Notícia Contábil

Receita Federal identifica R$ 920 milhões em débitos compensados irregularmente com créditos de terceiros

Receita Federal identifica R$ 920 milhões em débitos compensados irregularmente com créditos de terceiros

22/06/2026

A Receita Federal divulgou, nesta quinta-feira (18), uma nota de esclarecimento em seu portal oficial sobre o uso de créditos de terceiros para quitar tributos federais. O comunicado veio após grande repercussão nas redes sociais de consultorias tributárias que ofereciam aos contribuintes facilidades supostamente capazes de reduzir a carga tributária por meio da compensação de tributos devidos com créditos vendidos por terceiros.

O Fisco alerta, porém, que na maioria dos casos o crédito vendido pelo terceiro é fictício e fraudulento. E, mesmo quando o crédito adquirido de fato existe, o mecanismo de compensação não tem respaldo na legislação vigente, já que é vedado utilizar créditos de terceiros para compensar tributos administrados pela Receita Federal.

A autarquia reforça que, para compensar débito de tributo federal com crédito decorrente de decisão judicial, é preciso que o crédito se refira a tributo administrado pela Receita Federal, que pertença originariamente ao próprio contribuinte que ajuizou a ação e que a decisão tenha transitado em julgado. Também é necessário desistir ou renunciar à execução judicial da sentença para fins de compensação administrativa.

A Receita identificou ainda que algumas consultorias tributárias têm apresentado declarações de compensação em nome dos contribuintes, inserindo informações falsas para burlar os sistemas informatizados e extinguir débitos por compensação.

R$ 920 milhões em débitos indevidamente compensados

Em operações recentes de conformidade e fiscalização, o órgão identificou R$ 920 milhões em débitos indevidamente compensados por consultorias tributárias.
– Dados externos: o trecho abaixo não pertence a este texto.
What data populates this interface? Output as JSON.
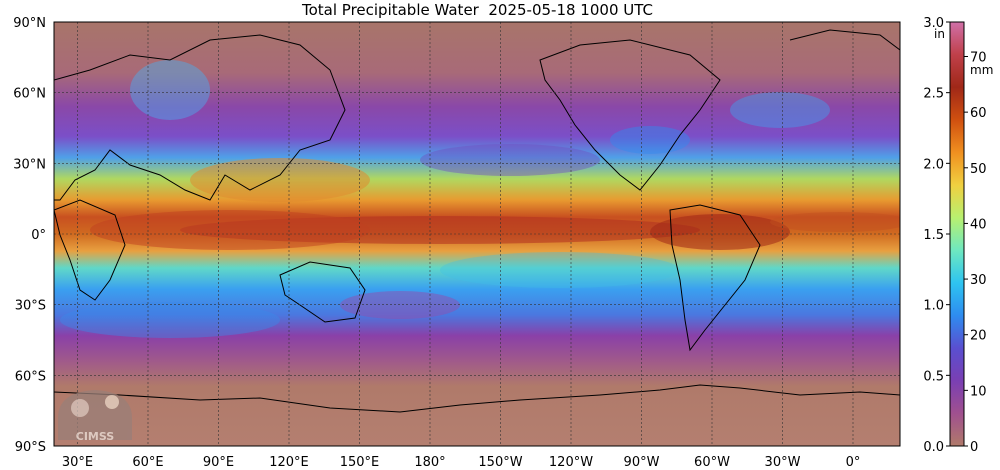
{
  "title": "Total Precipitable Water  2025-05-18 1000 UTC",
  "map": {
    "lat_labels": [
      "90°N",
      "60°N",
      "30°N",
      "0°",
      "30°S",
      "60°S",
      "90°S"
    ],
    "lon_labels": [
      "30°E",
      "60°E",
      "90°E",
      "120°E",
      "150°E",
      "180°",
      "150°W",
      "120°W",
      "90°W",
      "60°W",
      "30°W",
      "0°"
    ],
    "lon_range": [
      20,
      380
    ],
    "lat_range": [
      -90,
      90
    ]
  },
  "colorbar": {
    "unit_in": "in",
    "unit_mm": "mm",
    "ticks_in": [
      "3.0",
      "2.5",
      "2.0",
      "1.5",
      "1.0",
      "0.5",
      "0.0"
    ],
    "ticks_in_values": [
      3.0,
      2.5,
      2.0,
      1.5,
      1.0,
      0.5,
      0.0
    ],
    "ticks_mm": [
      "70",
      "60",
      "50",
      "40",
      "30",
      "20",
      "10",
      "0"
    ],
    "ticks_mm_values": [
      70,
      60,
      50,
      40,
      30,
      20,
      10,
      0
    ],
    "range_mm": [
      0,
      76.2
    ],
    "colors": [
      "#b07a6a",
      "#a0508f",
      "#7a3fb3",
      "#5a4fd0",
      "#2e8cf0",
      "#2ec4f0",
      "#6ee8c0",
      "#b8f070",
      "#f0d040",
      "#f09020",
      "#d05010",
      "#a02818",
      "#c0404a",
      "#d070a8"
    ]
  },
  "logo": {
    "text": "CIMSS"
  }
}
Os valores se distribuem da seguinte forma:

Ano Compensação indevida (R$)
2024 77.697.783,29
2025 620.351.747,74
2026 222.050.519,94
Total 920.100.050,97

Os contribuintes identificados estão sujeitos à cobrança dos débitos indevidamente compensados, acrescidos de encargos legais, além de multa de ofício por falsidade de declaração que pode chegar a 225%. Os sócios da pessoa jurídica e os responsáveis pela transmissão da declaração de compensação também respondem na esfera penal.

A orientação do Fisco é que os contribuintes enganados por essas consultorias se regularizem espontaneamente, com o cancelamento das declarações de compensação e o pagamento dos débitos. Nesse caso, ficam livres da multa de ofício e da responsabilização penal.

Como funciona a compensação de tributos federais na lei

Segundo a Receita, a compensação de tributos federais é um instrumento legítimo à disposição do contribuinte e está prevista na Lei nº 9.430, de 27 de dezembro de 1996, nos artigos 74 e 74-A, que trazem vedações ao procedimento. A norma é expressa ao proibir a compensação com créditos apurados originariamente por terceiros; antes do trânsito em julgado da decisão judicial; com créditos que não se refiram a tributos administrados pela Receita Federal; e com débitos consolidados em qualquer modalidade de parcelamento concedido pelo órgão.

O artigo 100, parágrafo 11, inciso I, da Constituição Federal de 1988, que previu a possibilidade de compensação de créditos próprios ou de terceiros com débitos parcelados, não é autoaplicável. No julgamento da Ação Direta de Inconstitucionalidade (ADI) nº 7064, transitada em julgado em 8 de fevereiro de 2024, o Supremo Tribunal Federal deu interpretação conforme a Constituição ao dispositivo e excluiu a expressão que lhe conferia autoaplicabilidade para a União.

Dessa forma, o dispositivo constitucional não autoriza a compensação de créditos decorrentes de decisão judicial transitada em julgado com débitos parcelados na Receita Federal, sejam eles próprios ou adquiridos de terceiros, conforme esclarece a Solução de Consulta Cosit nº 27, de 14 de março de 2024. Para isso, seria imprescindível a edição de lei federal que regulamente a oferta desses créditos.